Data cleaning and preparation still eats up nearly half the workload of data scientists, according to Anaconda’s new survey
The hassles of data intake and cleaning, problems with biased models and data privacy, and difficulty finding experience and technical skills—all these ranked among the biggest challenges facing data scientists and software engineers in data-science disciplines according to a newly released survey.
Anaconda, makers of the Python distribution of the same name for scientific computing applications, conducted its 2020 State Of Data Science survey with 2,360 respondents from 100 countries, slightly less than half of those hailing from the U.S.
Despite all the advances in recent years in data science work environments, data drudgery remains a major part of the data scientist’s workday. According to self-reported estimates by the respondents, data loading and cleaning took up 19% and 26% of their time, respectively—almost half of the total. Model selection, training/scoring, and deployment took up about 34% total (around 11% for each of those tasks individually).
When it came to moving data science work into production, the biggest overall obstacle—for data scientists, developers, and sysadmins alike—was meeting IT security standards for their organization. At least some of that is in line with the difficulty of deploying any new app at scale, but the lifecycles for machine learning and data science apps pose their own challenges, like keeping multiple open source application stacks patched against vulnerabilities.

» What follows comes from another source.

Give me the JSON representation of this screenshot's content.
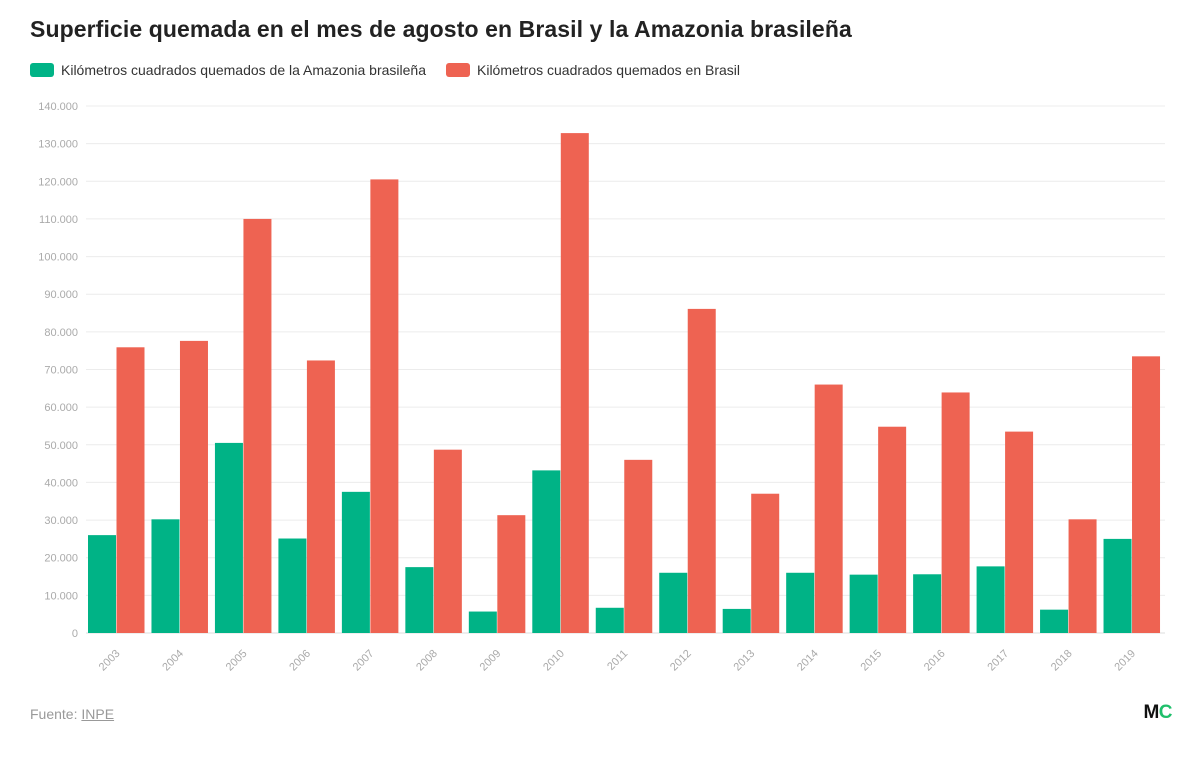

Another issue cited by the respondents was the gap between skills taught in institutions and the skills needed in enterprise settings. Most universities offer classes in statistics, machine learning theory, and Python programming, and most students load up on such courses. But enterprises find themselves most in need of data management skills that are taught only rarely or not at all, and advanced math skills that students don’t often develop. Students themselves felt lack of experience (40%) and technical skills (26%) were the biggest barriers to jobs in the field, shortcomings that (according to Anaconda) could be better addressed by strong internship programs that “go beyond providing a résumé enhancement and hands-on-keyboard technical skills.”